Technology has evolved so much as to clone animals. But, what about human cloning? Is it really possible to create humans in lab? Or is it that technology has not advanced to that level..?

Why cant it be attempted..?

  • 2
    $\begingroup$ This is mainly not a technical, but a severe ethical problem. $\endgroup$
    – Chris
    Oct 4 '14 at 7:44
  • $\begingroup$ As Chris said, it is possible to clone a human but there are ethical issues. $\endgroup$
    Oct 4 '14 at 8:02
  • 1
    $\begingroup$ generally people are pretty scared of what science can do because they don't understand the risks and benefits properly - look at a lot of GM food and the sacremongering that goes on. I doubt we'll be able to convince many that cloning should be tried with humans any time in the next 50 years! $\endgroup$
    – rg255
    Oct 4 '14 at 15:31
  • $\begingroup$ @AbhishekK I tend to differ. Not everything which is technically possible should be done from an ethical point of view. And ethics are clearly not hindering the scientific development. $\endgroup$
    – Chris
    Oct 5 '14 at 9:03
  • $\begingroup$ I think even with a dedicated human cloning project one would be several years away from success, after all cloning tetra wasn't easy. I agree with Chris that ethical concerns are not hindering research, but rather help focus it when used correctly. I can think plenty of recombinant viruses that should not be made for ethical reasons as a less controversial example. $\endgroup$
    – Atl LED
    Oct 7 '14 at 0:15

Cloning of animals typically involves:

  • Taking nucleus from healthy adult cell of animal to clone
  • Taking a healthy egg and replace the egg's nucleus with nucleus from source animal.
  • Implanting egg in female, stimulating the pregnancy process.

This same process should work on humans BUT:

  • "Is it really possible to create humans in lab?" No. Animal cloning doesn't work this way, so human cloning wouldn't either. Animals aren't "created" in lab. The one artificial step is the modifying the nucleus of the egg cell before the pregnancy process initiates. The rest of the egg->embryo->infant pregnancy process is traditional nature and there is no working lab process available to replace natural pregnancies.

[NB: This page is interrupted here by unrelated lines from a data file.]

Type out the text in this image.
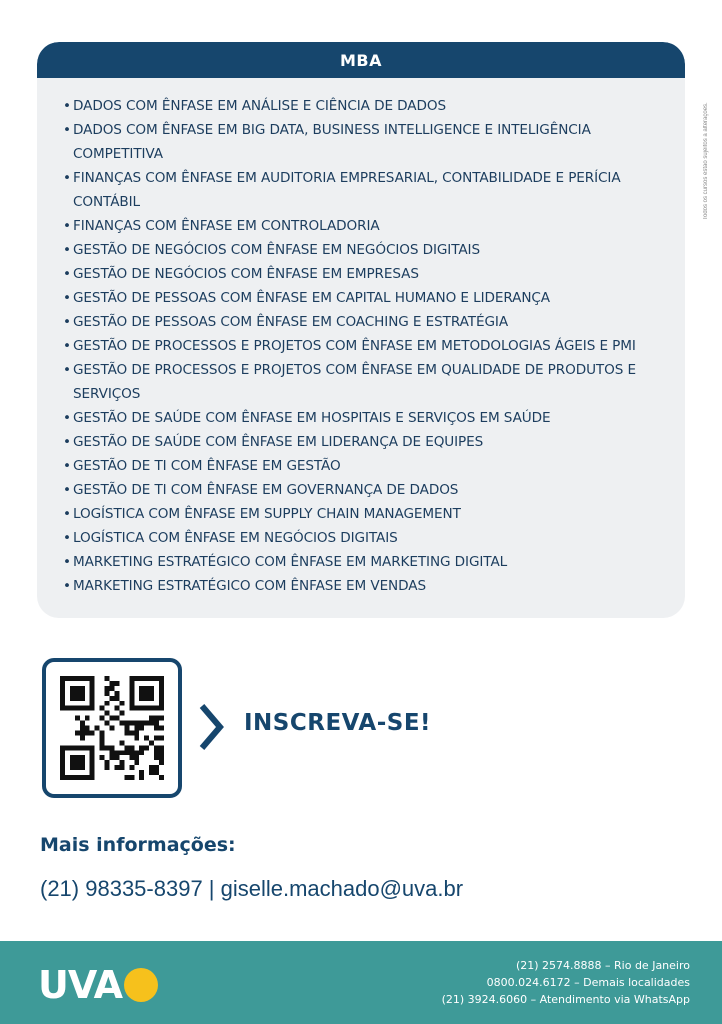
Todos os cursos estão sujeitos a alterações.
MBA
• DADOS COM ÊNFASE EM ANÁLISE E CIÊNCIA DE DADOS
• DADOS COM ÊNFASE EM BIG DATA, BUSINESS INTELLIGENCE E INTELIGÊNCIA COMPETITIVA
• FINANÇAS COM ÊNFASE EM AUDITORIA EMPRESARIAL, CONTABILIDADE E PERÍCIA CONTÁBIL
• FINANÇAS COM ÊNFASE EM CONTROLADORIA
• GESTÃO DE NEGÓCIOS COM ÊNFASE EM NEGÓCIOS DIGITAIS
• GESTÃO DE NEGÓCIOS COM ÊNFASE EM EMPRESAS
• GESTÃO DE PESSOAS COM ÊNFASE EM CAPITAL HUMANO E LIDERANÇA
• GESTÃO DE PESSOAS COM ÊNFASE EM COACHING E ESTRATÉGIA
• GESTÃO DE PROCESSOS E PROJETOS COM ÊNFASE EM METODOLOGIAS ÁGEIS E PMI
• GESTÃO DE PROCESSOS E PROJETOS COM ÊNFASE EM QUALIDADE DE PRODUTOS E SERVIÇOS
• GESTÃO DE SAÚDE COM ÊNFASE EM HOSPITAIS E SERVIÇOS EM SAÚDE
• GESTÃO DE SAÚDE COM ÊNFASE EM LIDERANÇA DE EQUIPES
• GESTÃO DE TI COM ÊNFASE EM GESTÃO
• GESTÃO DE TI COM ÊNFASE EM GOVERNANÇA DE DADOS
• LOGÍSTICA COM ÊNFASE EM SUPPLY CHAIN MANAGEMENT
• LOGÍSTICA COM ÊNFASE EM NEGÓCIOS DIGITAIS
• MARKETING ESTRATÉGICO COM ÊNFASE EM MARKETING DIGITAL
• MARKETING ESTRATÉGICO COM ÊNFASE EM VENDAS
INSCREVA-SE!
Mais informações:
(21) 98335-8397 | giselle.machado@uva.br
UVA	(21) 2574.8888 – Rio de Janeiro
0800.024.6172 – Demais localidades
(21) 3924.6060 – Atendimento via WhatsApp
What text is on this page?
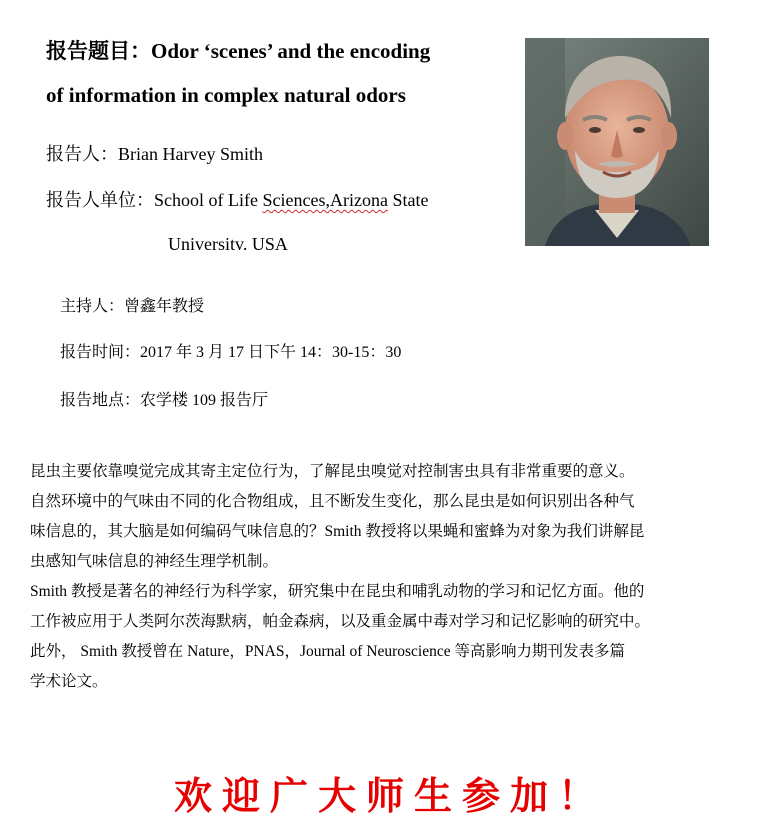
报告题目：Odor ‘scenes’ and the encoding
of information in complex natural odors
报告人：Brian Harvey Smith
报告人单位：School of Life Sciences,Arizona State
Universitv. USA
主持人：曾鑫年教授
报告时间：2017 年 3 月 17 日下午 14：30-15：30
报告地点：农学楼 109 报告厅
昆虫主要依靠嗅觉完成其寄主定位行为，了解昆虫嗅觉对控制害虫具有非常重要的意义。
自然环境中的气味由不同的化合物组成，且不断发生变化，那么昆虫是如何识别出各种气
味信息的，其大脑是如何编码气味信息的？Smith 教授将以果蝇和蜜蜂为对象为我们讲解昆
虫感知气味信息的神经生理学机制。
Smith 教授是著名的神经行为科学家，研究集中在昆虫和哺乳动物的学习和记忆方面。他的
工作被应用于人类阿尔茨海默病，帕金森病，以及重金属中毒对学习和记忆影响的研究中。
此外， Smith 教授曾在 Nature，PNAS，Journal of Neuroscience 等高影响力期刊发表多篇
学术论文。
欢迎广大师生参加！
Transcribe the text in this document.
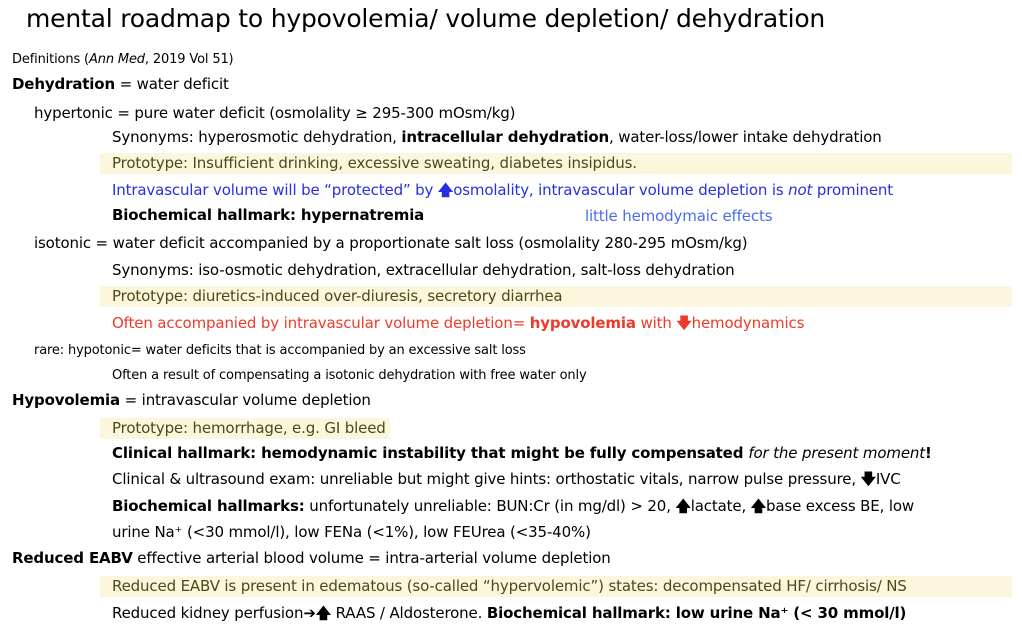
mental roadmap to hypovolemia/ volume depletion/ dehydration
Definitions (Ann Med, 2019 Vol 51)
Dehydration = water deficit
hypertonic = pure water deficit (osmolality ≥ 295-300 mOsm/kg)
Synonyms: hyperosmotic dehydration, intracellular dehydration, water-loss/lower intake dehydration
Prototype: Insufficient drinking, excessive sweating, diabetes insipidus.
Intravascular volume will be “protected” by 🡅osmolality, intravascular volume depletion is not prominent
Biochemical hallmark: hypernatremia	little hemodymaic effects
isotonic = water deficit accompanied by a proportionate salt loss (osmolality 280-295 mOsm/kg)
Synonyms: iso-osmotic dehydration, extracellular dehydration, salt-loss dehydration
Prototype: diuretics-induced over-diuresis, secretory diarrhea
Often accompanied by intravascular volume depletion= hypovolemia with 🡇hemodynamics
rare: hypotonic= water deficits that is accompanied by an excessive salt loss
Often a result of compensating a isotonic dehydration with free water only
Hypovolemia = intravascular volume depletion
Prototype: hemorrhage, e.g. GI bleed
Clinical hallmark: hemodynamic instability that might be fully compensated for the present moment!
Clinical & ultrasound exam: unreliable but might give hints: orthostatic vitals, narrow pulse pressure, 🡇IVC
Biochemical hallmarks: unfortunately unreliable: BUN:Cr (in mg/dl) > 20, 🡅lactate, 🡅base excess BE, low
urine Na⁺ (<30 mmol/l), low FENa (<1%), low FEUrea (<35-40%)
Reduced EABV effective arterial blood volume = intra-arterial volume depletion
Reduced EABV is present in edematous (so-called “hypervolemic”) states: decompensated HF/ cirrhosis/ NS
Reduced kidney perfusion➔🡅 RAAS / Aldosterone. Biochemical hallmark: low urine Na⁺ (< 30 mmol/l)
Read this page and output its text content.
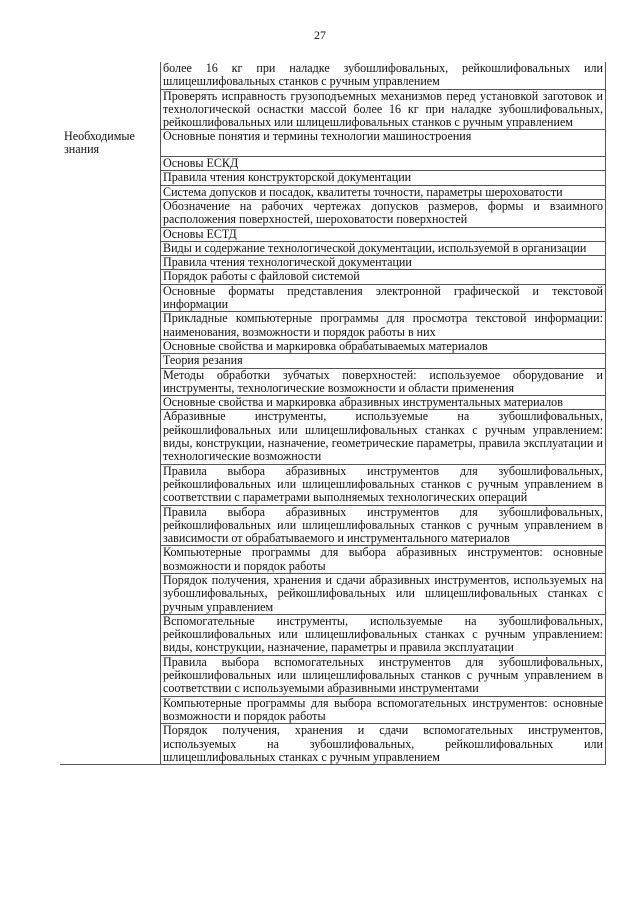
27
	более 16 кг при наладке зубошлифовальных, рейкошлифовальных или шлицешлифовальных станков с ручным управлением
	Проверять исправность грузоподъемных механизмов перед установкой заготовок и технологической оснастки массой более 16 кг при наладке зубошлифовальных, рейкошлифовальных или шлицешлифовальных станков с ручным управлением
Необходимые знания	Основные понятия и термины технологии машиностроения
	Основы ЕСКД
	Правила чтения конструкторской документации
	Система допусков и посадок, квалитеты точности, параметры шероховатости
	Обозначение на рабочих чертежах допусков размеров, формы и взаимного расположения поверхностей, шероховатости поверхностей
	Основы ЕСТД
	Виды и содержание технологической документации, используемой в организации
	Правила чтения технологической документации
	Порядок работы с файловой системой
	Основные форматы представления электронной графической и текстовой информации
	Прикладные компьютерные программы для просмотра текстовой информации: наименования, возможности и порядок работы в них
	Основные свойства и маркировка обрабатываемых материалов
	Теория резания
	Методы обработки зубчатых поверхностей: используемое оборудование и инструменты, технологические возможности и области применения
	Основные свойства и маркировка абразивных инструментальных материалов
	Абразивные инструменты, используемые на зубошлифовальных, рейкошлифовальных или шлицешлифовальных станках с ручным управлением: виды, конструкции, назначение, геометрические параметры, правила эксплуатации и технологические возможности
	Правила выбора абразивных инструментов для зубошлифовальных, рейкошлифовальных или шлицешлифовальных станков с ручным управлением в соответствии с параметрами выполняемых технологических операций
	Правила выбора абразивных инструментов для зубошлифовальных, рейкошлифовальных или шлицешлифовальных станков с ручным управлением в зависимости от обрабатываемого и инструментального материалов
	Компьютерные программы для выбора абразивных инструментов: основные возможности и порядок работы
	Порядок получения, хранения и сдачи абразивных инструментов, используемых на зубошлифовальных, рейкошлифовальных или шлицешлифовальных станках с ручным управлением
	Вспомогательные инструменты, используемые на зубошлифовальных, рейкошлифовальных или шлицешлифовальных станках с ручным управлением: виды, конструкции, назначение, параметры и правила эксплуатации
	Правила выбора вспомогательных инструментов для зубошлифовальных, рейкошлифовальных или шлицешлифовальных станков с ручным управлением в соответствии с используемыми абразивными инструментами
	Компьютерные программы для выбора вспомогательных инструментов: основные возможности и порядок работы
	Порядок получения, хранения и сдачи вспомогательных инструментов, используемых на зубошлифовальных, рейкошлифовальных или шлицешлифовальных станках с ручным управлением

  • Cloning animals is very high risk, it involves lots of trial and error, and involves lots of mistakes, botched pregnancies, abortions, and birth defects. The core concept of replacing the nucleus in an egg cell makes sense, but the practical reality of that procedure involves cell damage and pregnancy risks. With non-human animals, no one cares. With humans, purposefully causing lots of botched pregnancies, miscarriages, and birth defects will make most people squeamish.

  • Donor Eggs: If the process worked perfectly, a single donor egg would suffice. Since the process doesn't work perfectly, many donor eggs are required. Getting those donor eggs is a very invasive process that I would not want my wife, sisters, or daughters to subject themselves to. With lab animals, who cares, scientists can be as invasive as they want, and harvest all the eggs that they need. Humans have rights which really impedes this type of risky work.

Today, cloning humans is possible, but at prohibitively high cost and risk. It is inevitably going to happen, but the costs and risks will impede its popularity. Process improvements that deliver more safety and reliability will allow human cloning to become more popular.

UPDATE: "Why cant it be attempted..?" It definitely is being attempted. Panayiotis Zavos is one doctor who has been very public about his attempts to clone humans:

"In April 2009, he claimed to have cloned 14 human embryos and transferred 11 of those to wombs."

AFAIK, none of these efforts led to a live birth. I'm sure other doctors have attempted and even more are considering it and waiting until it's a little more practical and realistic.